Preaching: What do you think preaching is going to look like in the next generation, as we go through the kind of cultural changes now underway?
Martoia: I think my guess is as good as anybody’s! Homiletics was once three points and a poem. Now I think great preaching is going to do a couple of things. One is move away from giving pat answers. We’ll ask more profound, probing questions so that the hearer is able to engage the learning experience themselves, even though it is still dominantly rational and linear, deductive.
When my child comes asking for me to help them with algebra problem number eight and says, “Dad, can you give me the answer?” I say, “Yeah, here it is,” which is often what we do in preaching. But instead we can ask some really good questions, so that when it comes to number nine on the algebra worksheet they are not asking for the answer again, but applying the questions that I asked so they can come to some conclusions themselves. I think that is already becoming something that is highly valued.
Second, for lack of a better term, I think we are going to see more of an Oprah-fication of preaching, if I can be so crass, and venial. I think we are going to have to do far more of an interactive sort of speaking. The African American community does a much better job at this than we do in the Anglo community. I wonder if we don’t need much more interactive questions posed and popcorn answers given, almost conversational preaching.
Some people say that just isn’t practical. I understand why we say that, I recognize there are risks inherent in that, but I don’t know if the investigation of new preaching styles is nearly as risky as staying on the autopilot course we are on, which doesn’t seem like a very viable solution at all. Let’s do what we have always done and turn up the volume – that doesn’t seem like an effective solution at all.
I wonder if we are going to need to experiment with those sorts of changes, where we may make preaching in the postmodern age look fundamentally different from the modern world. Sage on stage, lecture – what will it look like? I think it might be a little different from that; we will see though.

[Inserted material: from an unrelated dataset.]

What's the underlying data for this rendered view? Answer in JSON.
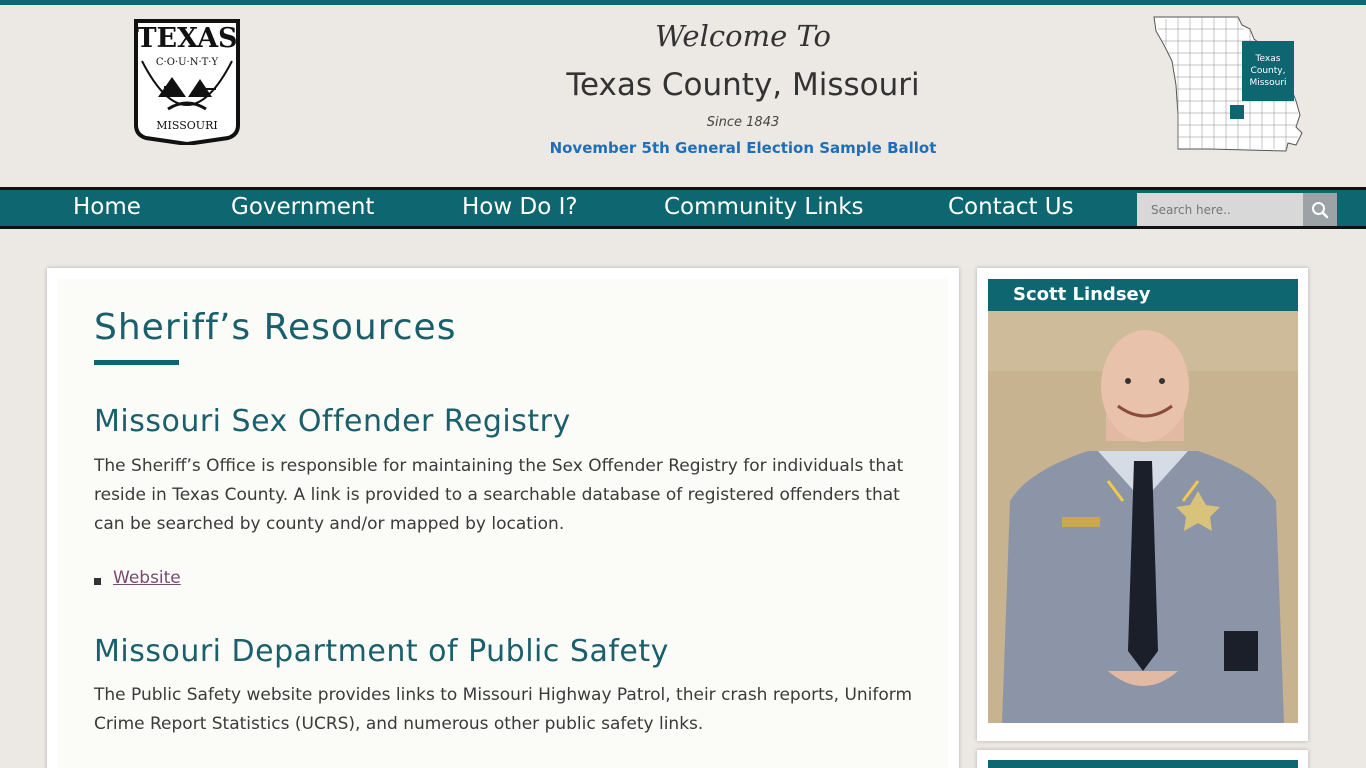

We have piloted just a little of this. What happens when the typical speaker or narrative communicator walks out on stage, does a ten minute wind up, everybody has some conversation, perhaps have a computer terminal within the group of the six of them. They log in and give preliminary popcorn learning that is downloaded into a database. The sage on stage walks back out, shares some corporate learning that is being shared at the tables. This could be in a group of 100 or it could be a group of 10,000; it is doable. What would it be like if we kept technology not for glitz but for communication, so that we could really come to learn together and come to know together? I think those things hold some possible promise, at least for exploration.